Understanding and Defining Database Performance in Greenplum
Understanding Database Performance in Greenplum
Before we define the Greenplum database performance, we need to understand that Greenplum Database is a data warehouse database system and Understanding the key performance factors can help avoid performance problems or identify performance opportunities:
Several factors that influence greenplum database performance are,
1. System Resources
Database performance relies heavily on disk I/O and memory usage. Knowing the baseline performance of the hardware on which your DBMS is deployed is essential is setting performance expectations. Performance of hardware components such as CPUs, hard disks, disk controllers, RAM, and network interfaces (and the interaction of these resources) will have a profound effect on how fast your database performs.

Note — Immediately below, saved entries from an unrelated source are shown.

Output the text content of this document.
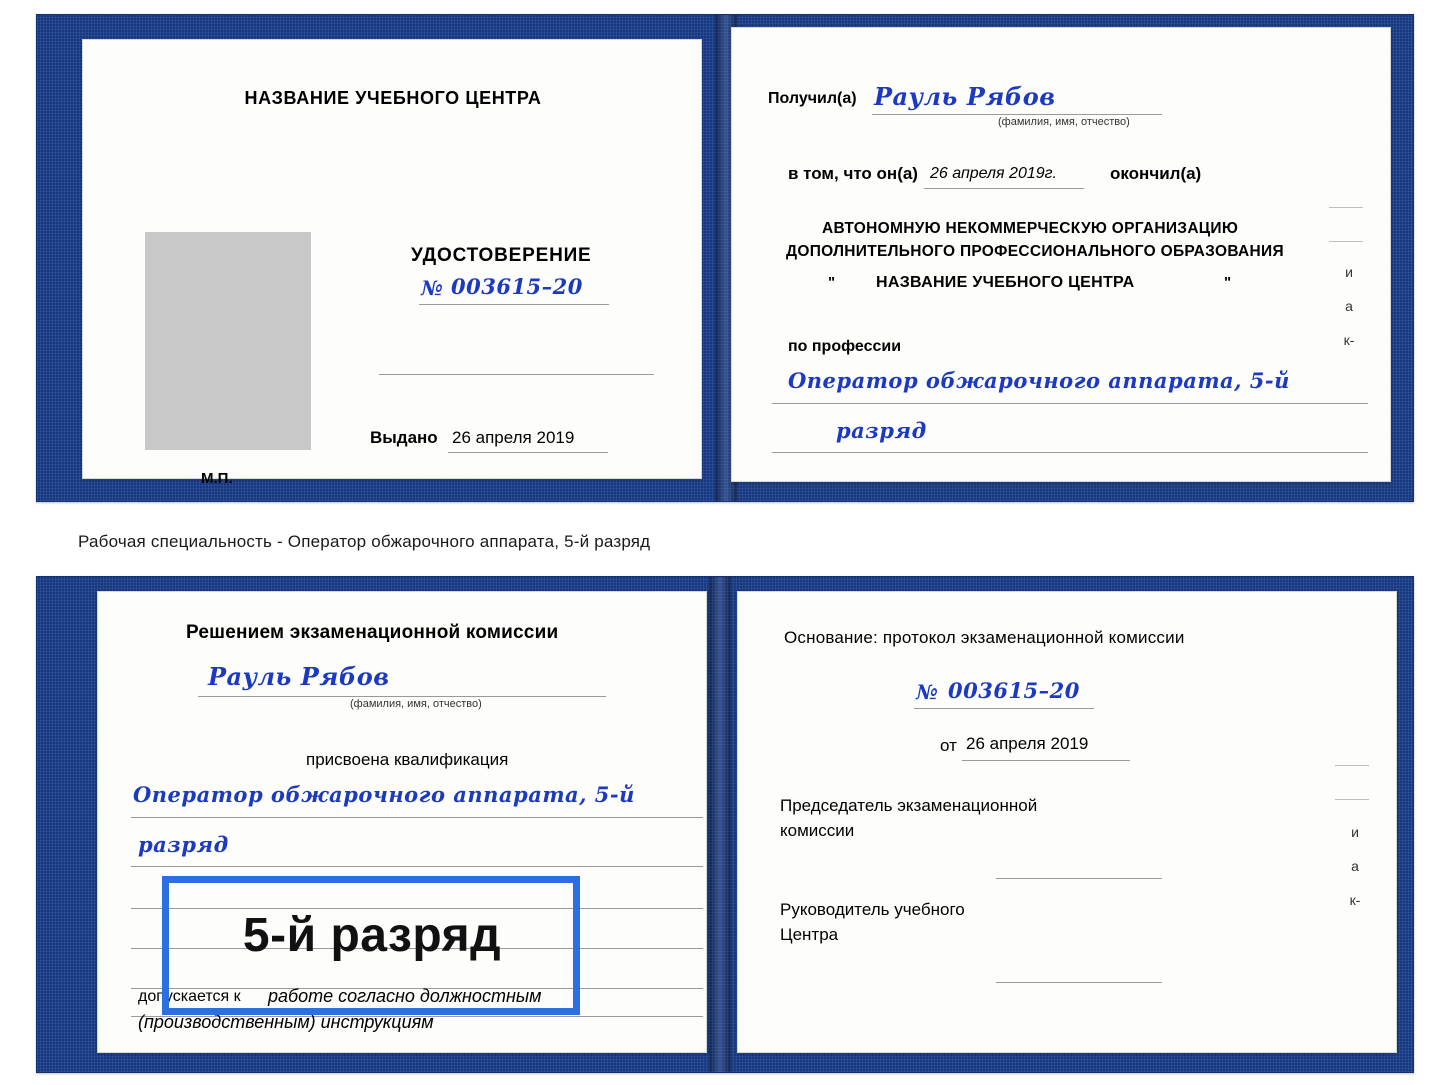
НАЗВАНИЕ УЧЕБНОГО ЦЕНТРА
УДОСТОВЕРЕНИЕ
№ 003615–20
Выдано 26 апреля 2019
М.П.
Получил(а) Рауль Рябов
(фамилия, имя, отчество)
в том, что он(а) 26 апреля 2019г.	окончил(а)
АВТОНОМНУЮ НЕКОММЕРЧЕСКУЮ ОРГАНИЗАЦИЮ
ДОПОЛНИТЕЛЬНОГО ПРОФЕССИОНАЛЬНОГО ОБРАЗОВАНИЯ
"	НАЗВАНИЕ УЧЕБНОГО ЦЕНТРА	"
по профессии
Оператор обжарочного аппарата, 5-й
разряд
и
а
к-
Рабочая специальность - Оператор обжарочного аппарата, 5-й разряд
Решением экзаменационной комиссии
Рауль Рябов
(фамилия, имя, отчество)
присвоена квалификация
Оператор обжарочного аппарата, 5-й
разряд
допускается к работе согласно должностным
(производственным) инструкциям
Основание: протокол экзаменационной комиссии
№ 003615–20
от 26 апреля 2019
Председатель экзаменационной
комиссии
Руководитель учебного
Центра
и
а
к-
5-й разряд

Your workload equals the total demand from the DBMS. The total workload is a combination of ad-hoc user queries, applications, batch jobs, transactions, and system commands directed through the DBMS at any given time. Workload, or demand, can change over time. For example, it may increase when month-end reports need to be run, or decrease on weekends when most users are out of the office. Workload is a major influence on database performance. Knowing your workload and peak demand times will help you plan for the most efficient use of your system resources, and enable the largest possible workload to be processed.
A system’s throughput defines its overall capability to process data. DBMS throughput can be measured in queries per second, transactions per second, or average response times. DBMS throughput is closely related to the processing capacity of the underlying systems (disk I/O, CPU speed, memory bandwidth, and so on), so it is important to know the throughput capacity of your hardware when setting DBMS throughput goals.

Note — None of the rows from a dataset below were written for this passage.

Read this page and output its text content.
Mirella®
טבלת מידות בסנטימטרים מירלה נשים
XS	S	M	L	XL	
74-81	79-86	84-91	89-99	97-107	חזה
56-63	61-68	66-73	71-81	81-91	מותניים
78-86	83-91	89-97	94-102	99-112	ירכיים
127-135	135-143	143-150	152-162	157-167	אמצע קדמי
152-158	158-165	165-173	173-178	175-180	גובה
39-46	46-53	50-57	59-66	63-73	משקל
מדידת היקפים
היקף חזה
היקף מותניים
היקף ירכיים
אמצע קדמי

Contention is the condition in which two or more components of the workload are attempting to use the system in a conflicting way — for example, trying to update the same piece of data at the same time, or running multiple large workloads at once that compete with each other for system resources. As contention increases, throughput decreases.
Optimizations that you make to your DBMS can affect the overall performance of your system. SQL formulation, database configuration parameters, table design, data distribution, and so on can enable the database query planner and optimizer to create the most efficient access plans.